Hellferscee Orienka, Tempia Stefano, Walaza Sibongile, Variava Ebrahim, Dawood Halima, Wolter Nicole, Madhi Shabir A, du Plessis Mignon, Cohen Cheryl, Treurnicht Florette K
National Institute for Communicable Diseases of the National Health Laboratory Service, Johannesburg, South Africa.
University of the Witwatersrand, Johannesburg, South Africa.
J Med Virol. 2017 Oct;89(10):1759-1767. doi: 10.1002/jmv.24869. Epub 2017 Jul 6.

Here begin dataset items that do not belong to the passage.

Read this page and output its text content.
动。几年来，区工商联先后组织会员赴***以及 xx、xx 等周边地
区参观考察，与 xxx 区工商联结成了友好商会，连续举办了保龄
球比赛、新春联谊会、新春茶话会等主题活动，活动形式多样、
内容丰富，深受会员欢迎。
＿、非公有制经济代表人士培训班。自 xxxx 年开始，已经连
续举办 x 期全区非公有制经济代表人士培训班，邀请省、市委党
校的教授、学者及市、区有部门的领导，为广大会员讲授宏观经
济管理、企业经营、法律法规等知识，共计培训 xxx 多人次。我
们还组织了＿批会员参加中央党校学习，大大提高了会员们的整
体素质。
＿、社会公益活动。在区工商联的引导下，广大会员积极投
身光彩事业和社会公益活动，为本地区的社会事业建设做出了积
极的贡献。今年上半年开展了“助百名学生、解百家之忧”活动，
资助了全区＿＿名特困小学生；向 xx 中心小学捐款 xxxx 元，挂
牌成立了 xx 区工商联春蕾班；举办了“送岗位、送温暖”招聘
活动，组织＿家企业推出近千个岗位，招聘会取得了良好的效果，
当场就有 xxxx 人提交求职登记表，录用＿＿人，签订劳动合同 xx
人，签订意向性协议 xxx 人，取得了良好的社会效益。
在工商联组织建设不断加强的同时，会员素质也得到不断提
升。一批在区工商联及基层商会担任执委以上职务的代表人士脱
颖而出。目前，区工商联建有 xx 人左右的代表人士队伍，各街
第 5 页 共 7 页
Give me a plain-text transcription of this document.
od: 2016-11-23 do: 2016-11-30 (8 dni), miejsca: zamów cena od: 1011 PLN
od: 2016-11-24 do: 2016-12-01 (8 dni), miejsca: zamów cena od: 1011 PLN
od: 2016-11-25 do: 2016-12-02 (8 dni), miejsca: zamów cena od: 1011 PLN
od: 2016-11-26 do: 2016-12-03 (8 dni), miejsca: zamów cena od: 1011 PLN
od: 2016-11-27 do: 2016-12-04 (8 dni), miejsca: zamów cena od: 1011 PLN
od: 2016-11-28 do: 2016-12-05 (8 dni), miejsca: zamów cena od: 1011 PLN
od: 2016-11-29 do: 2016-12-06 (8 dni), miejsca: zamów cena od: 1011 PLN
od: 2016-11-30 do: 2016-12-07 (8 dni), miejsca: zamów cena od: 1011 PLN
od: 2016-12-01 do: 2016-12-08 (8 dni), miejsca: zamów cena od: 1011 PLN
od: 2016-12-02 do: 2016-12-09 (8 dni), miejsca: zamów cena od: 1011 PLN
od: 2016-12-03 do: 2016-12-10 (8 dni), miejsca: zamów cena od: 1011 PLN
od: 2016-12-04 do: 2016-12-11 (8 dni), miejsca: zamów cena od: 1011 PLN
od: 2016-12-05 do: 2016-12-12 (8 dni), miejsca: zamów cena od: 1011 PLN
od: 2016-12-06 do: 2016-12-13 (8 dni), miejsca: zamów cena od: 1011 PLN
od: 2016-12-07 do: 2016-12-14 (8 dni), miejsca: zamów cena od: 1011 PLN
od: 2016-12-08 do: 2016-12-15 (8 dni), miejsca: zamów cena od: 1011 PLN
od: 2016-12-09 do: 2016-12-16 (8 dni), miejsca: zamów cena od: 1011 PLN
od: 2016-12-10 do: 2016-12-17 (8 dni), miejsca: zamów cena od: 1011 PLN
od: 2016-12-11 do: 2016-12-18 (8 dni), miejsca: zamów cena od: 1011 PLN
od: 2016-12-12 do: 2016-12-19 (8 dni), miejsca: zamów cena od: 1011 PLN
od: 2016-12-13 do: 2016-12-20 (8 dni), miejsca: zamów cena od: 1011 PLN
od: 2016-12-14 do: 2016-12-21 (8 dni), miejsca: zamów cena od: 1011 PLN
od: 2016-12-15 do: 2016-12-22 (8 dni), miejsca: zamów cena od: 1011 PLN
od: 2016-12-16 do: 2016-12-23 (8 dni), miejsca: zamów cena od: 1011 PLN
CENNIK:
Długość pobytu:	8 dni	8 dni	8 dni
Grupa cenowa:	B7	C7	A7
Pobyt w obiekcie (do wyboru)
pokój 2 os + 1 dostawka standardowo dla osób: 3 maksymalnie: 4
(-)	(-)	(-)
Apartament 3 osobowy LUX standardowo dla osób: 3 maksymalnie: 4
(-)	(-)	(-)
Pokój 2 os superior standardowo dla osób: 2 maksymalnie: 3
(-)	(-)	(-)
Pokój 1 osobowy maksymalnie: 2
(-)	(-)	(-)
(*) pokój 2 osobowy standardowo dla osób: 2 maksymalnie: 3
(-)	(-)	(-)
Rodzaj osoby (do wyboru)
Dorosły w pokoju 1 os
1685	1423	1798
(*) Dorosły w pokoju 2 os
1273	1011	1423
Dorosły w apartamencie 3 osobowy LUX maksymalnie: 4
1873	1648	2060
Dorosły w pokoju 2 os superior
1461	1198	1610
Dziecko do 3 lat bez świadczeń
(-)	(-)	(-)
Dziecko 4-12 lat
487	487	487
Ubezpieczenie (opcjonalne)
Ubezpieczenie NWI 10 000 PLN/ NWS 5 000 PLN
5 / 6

Enteroviruses can cause outbreaks of severe acute respiratory illness (SARI) and EV-A, -B, -C, and -D species have different pathogenic profiles and circulation patterns. We aimed to characterize and determine the prevalence of enterovirus genotypes among South African patients with respiratory illness and controls during June 2012 to July 2014. Syndromic SARI and influenza-like illness (ILI) surveillance was performed at two sentinel sites. At each site nasopharyngeal/oropharyngeal specimens were collected from SARI and ILI patients as well as controls. Specimens were tested for enterovirus by real-time PCR. Positive specimens were further genotyped by sequencing a region of the VP1 gene. The prevalence of enterovirus was 5.8% (87/1494), 3.4% (103/3079), and 3.4% (46/1367) among SARI, ILI, and controls, respectively (SARI/controls, P = 0.002 and ILI/control, P = 0.973). Among the 101/236 (42.8%) enterovirus-positive specimens that could be genotyped, we observed a high diversity of circulating enterovirus genotypes (a total of 33 genotypes) from all four human enterovirus species with high prevalence of Enterovirus-B (60.4%; 61/101) and Enterovirus-A (21.8%; 22/101) compared to Enterovirus-C (10.9%; 11/101) and Enterovirus-D (6.9%; 7/101) (P = 0.477). Of the enterovirus genotypes identified, Echovirus 30 (9.9%, 10/101), Coxsackie virus B5 (7.9%, 8/101) and Enterovirus-D68 (6.9%, 7/101) were most prevalent. There was no difference in disease severity (SARI or ILI compared to controls) between the different enterovirus species (P = 0.167). We observed a high number of enterovirus genotypes in patients with respiratory illness and in controls from South Africa with no disease association of EV species with disease severity.
肠道病毒可引发严重急性呼吸道疾病(SARI)的暴发,且肠道病毒A、B、C和D型具有不同的致病特征和传播模式。我们旨在对2012年6月至2014年7月期间南非呼吸道疾病患者及对照人群中的肠道病毒基因型进行特征分析并确定其流行率。在两个哨点开展了症状性SARI和流感样疾病(ILI)监测。在每个哨点,采集了SARI和ILI患者以及对照人群的鼻咽/口咽标本。通过实时PCR检测标本中的肠道病毒。对阳性标本进一步通过对VP1基因区域进行测序来进行基因分型。肠道病毒在SARI、ILI和对照人群中的流行率分别为5.8%(87/1494)、3.4%(103/3079)和3.4%(46/1367)(SARI/对照,P = 0.002;ILI/对照,P = 0.973)。在236份可进行基因分型的标本中有101份(42.8%)肠道病毒阳性,我们观察到来自所有四种人类肠道病毒型别的循环肠道病毒基因型具有高度多样性(共33种基因型),其中肠道病毒B型(60.4%;61/101)和肠道病毒A型(21.8%;22/101)的流行率高于肠道病毒C型(10.9%;11/101)和肠道病毒D型(6.9%;7/101)(P = 0.477)。在鉴定出的肠道病毒基因型中,埃可病毒30型(9.9%,10/101)、柯萨奇病毒B5型(7.9%,8/101)和肠道病毒D68型(6.9%,7/101)最为常见。不同肠道病毒型别之间在疾病严重程度方面(与对照相比的SARI或ILI)没有差异(P = 0.167)。我们在南非的呼吸道疾病患者及对照人群中观察到大量肠道病毒基因型,且肠道病毒型别与疾病严重程度之间无疾病关联。